The West expects it to do this, and Turkey wants to be part of the
West. It is also something Turkey expects of itself, so that it can
be a leader in the East, where it has always felt that it belongs. It
seemed to have one mission, but it actually had two.

People in Turkey, which sociologists justifiably regard as one of
the most anti-American countries in the world, call their government
officials "America’s slaves," but they continue to vote for them. This
is not the first year that attentive observers have discovered gradual
changes in neo-Kemalism: Nostalgic memoirs of the empire are growing
increasingly popular. Turkey is still determined to be European, but
it has shown dogged persistence in seeking convergence with states
the West regards as odious. Its willingness to give up a cordial
relationship with Israel for the sake of solidarity with Iran is
one example.

In addition, parliamentary elections will be held a year from now.

The simultaneous attainment of two objectives is taking the form of
a new strategic niche and a new project. Convergence with Russia fits
organically into this niche.

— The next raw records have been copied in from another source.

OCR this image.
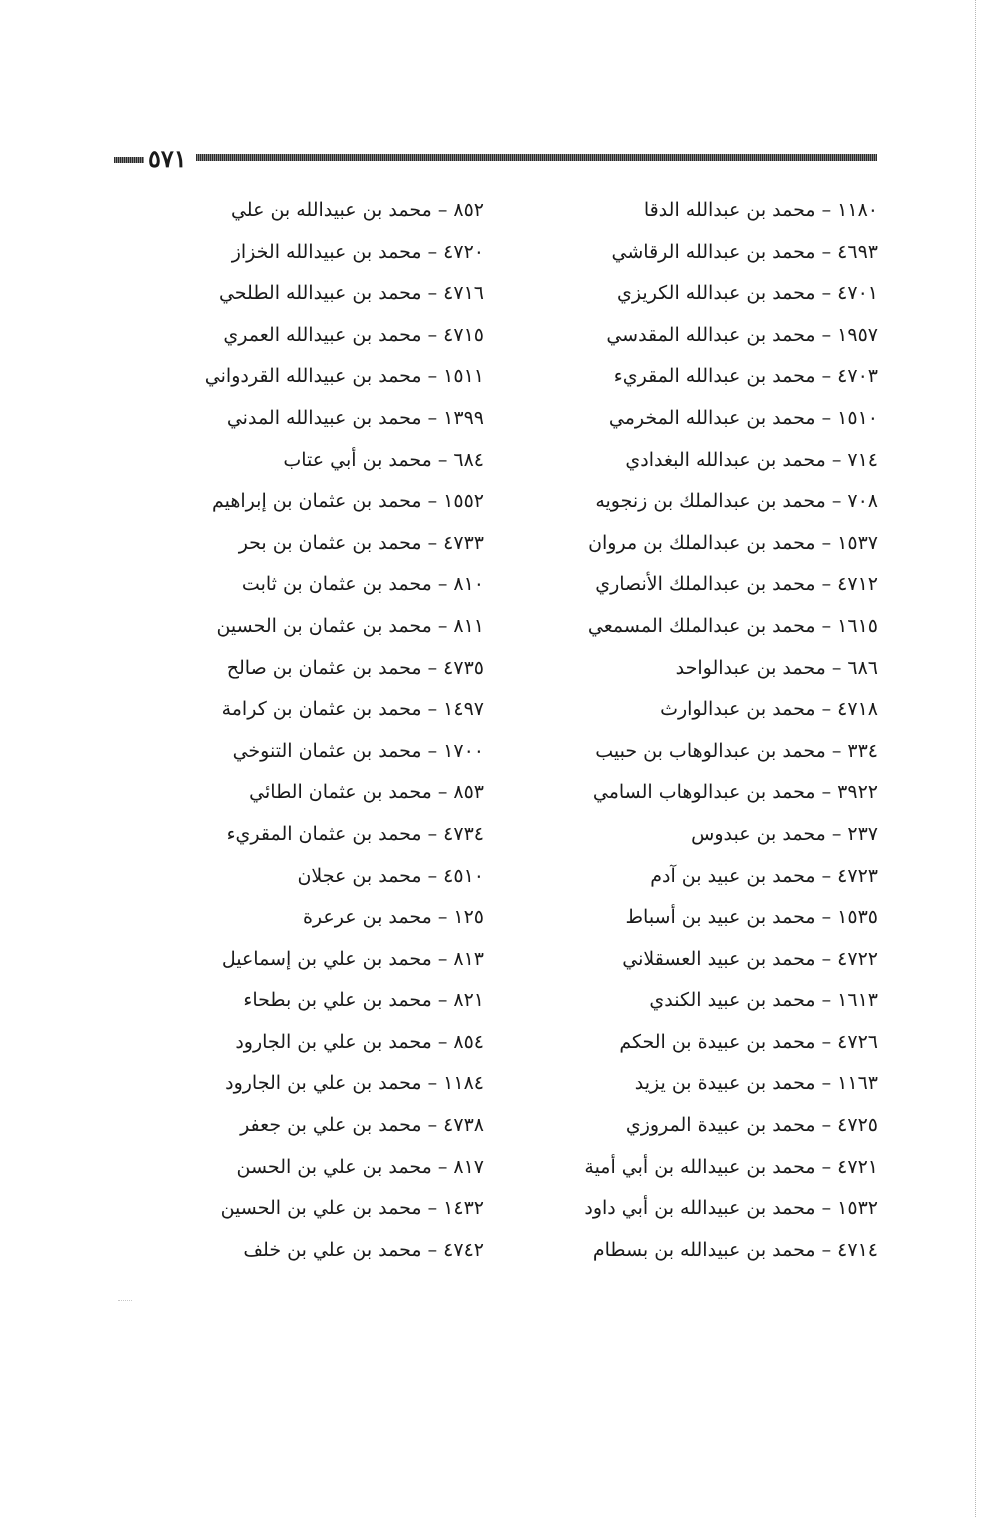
٥٧١
١١٨٠ – محمد بن عبدالله الدقا
٤٦٩٣ – محمد بن عبدالله الرقاشي
٤٧٠١ – محمد بن عبدالله الكريزي
١٩٥٧ – محمد بن عبدالله المقدسي
٤٧٠٣ – محمد بن عبدالله المقريء
١٥١٠ – محمد بن عبدالله المخرمي
٧١٤ – محمد بن عبدالله البغدادي
٧٠٨ – محمد بن عبدالملك بن زنجويه
١٥٣٧ – محمد بن عبدالملك بن مروان
٤٧١٢ – محمد بن عبدالملك الأنصاري
١٦١٥ – محمد بن عبدالملك المسمعي
٦٨٦ – محمد بن عبدالواحد
٤٧١٨ – محمد بن عبدالوارث
٣٣٤ – محمد بن عبدالوهاب بن حبيب
٣٩٢٢ – محمد بن عبدالوهاب السامي
٢٣٧ – محمد بن عبدوس
٤٧٢٣ – محمد بن عبيد بن آدم
١٥٣٥ – محمد بن عبيد بن أسباط
٤٧٢٢ – محمد بن عبيد العسقلاني
١٦١٣ – محمد بن عبيد الكندي
٤٧٢٦ – محمد بن عبيدة بن الحكم
١١٦٣ – محمد بن عبيدة بن يزيد
٤٧٢٥ – محمد بن عبيدة المروزي
٤٧٢١ – محمد بن عبيدالله بن أبي أمية
١٥٣٢ – محمد بن عبيدالله بن أبي داود
٤٧١٤ – محمد بن عبيدالله بن بسطام
٨٥٢ – محمد بن عبيدالله بن علي
٤٧٢٠ – محمد بن عبيدالله الخزاز
٤٧١٦ – محمد بن عبيدالله الطلحي
٤٧١٥ – محمد بن عبيدالله العمري
١٥١١ – محمد بن عبيدالله القردواني
١٣٩٩ – محمد بن عبيدالله المدني
٦٨٤ – محمد بن أبي عتاب
١٥٥٢ – محمد بن عثمان بن إبراهيم
٤٧٣٣ – محمد بن عثمان بن بحر
٨١٠ – محمد بن عثمان بن ثابت
٨١١ – محمد بن عثمان بن الحسين
٤٧٣٥ – محمد بن عثمان بن صالح
١٤٩٧ – محمد بن عثمان بن كرامة
١٧٠٠ – محمد بن عثمان التنوخي
٨٥٣ – محمد بن عثمان الطائي
٤٧٣٤ – محمد بن عثمان المقريء
٤٥١٠ – محمد بن عجلان
١٢٥ – محمد بن عرعرة
٨١٣ – محمد بن علي بن إسماعيل
٨٢١ – محمد بن علي بن بطحاء
٨٥٤ – محمد بن علي بن الجارود
١١٨٤ – محمد بن علي بن الجارود
٤٧٣٨ – محمد بن علي بن جعفر
٨١٧ – محمد بن علي بن الحسن
١٤٣٢ – محمد بن علي بن الحسين
٤٧٤٢ – محمد بن علي بن خلف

There have been complaints that virtually
repeat the idea of the "Washington obkom" verbatim when translated
into Russian, but even Washington was quick to realize that Turkey’s
rapid entry into the South Caucasus, which just recently had seemed
to have only two players in a tug-of-war, was a sign of Turkey’s
updated strategic line and would have to be accepted.

In this context, the old saying dating back to the tsarist era,
suggesting that it is possible to defeat a Turk on the battlefield,
but Turkish diplomacy can never be conquered, takes on a new meaning:
The need to conquer it seems incomprehensible. There is little
hope of success in driving traditional potential enemies out of the
Caucasus with Turkey’s help. Turkey’s reconciliation with Armenia,
which will take more than a year, of course, nevertheless has begun
and probably is not reversible. And after saying yes to this once,
simply because there was no longer any reason to say no, Moscow now
will have to make the arrangements for occasional ceremonial meetings
with the presidents of Azerbaijan and Armenia, followed by equally
ceremonial but completely meaningless declarations with regard to
their upcoming reconciliation.

It might provide some consolation to remember that everything was
moving in approximately the same direction even before Turkey suddenly
turned out to be our strategic ally, but there appears to be no need
for consolation. Everything is occurring in the proper sequence,
and this has no strategic requirements.

It is impossible to lose in geopolitics, especially in a game without
an opponent, and especially when geopolitics is reduced to another
gas pipe on the sea bed, a gas distribution system in Istanbul,
and perhaps half of an oil pipeline from Samsun in the Black Sea to
Ceyhan in the Mediterranean.

The Turks are promising to be generous, but this certainly does not
mean they will be. They are experiencing more difficulty than we are,
after all. They have two objectives, combined in a single project,
which will torment more than one political generation. We have only one
objective, and ours is right here and, quite indicatively, right now.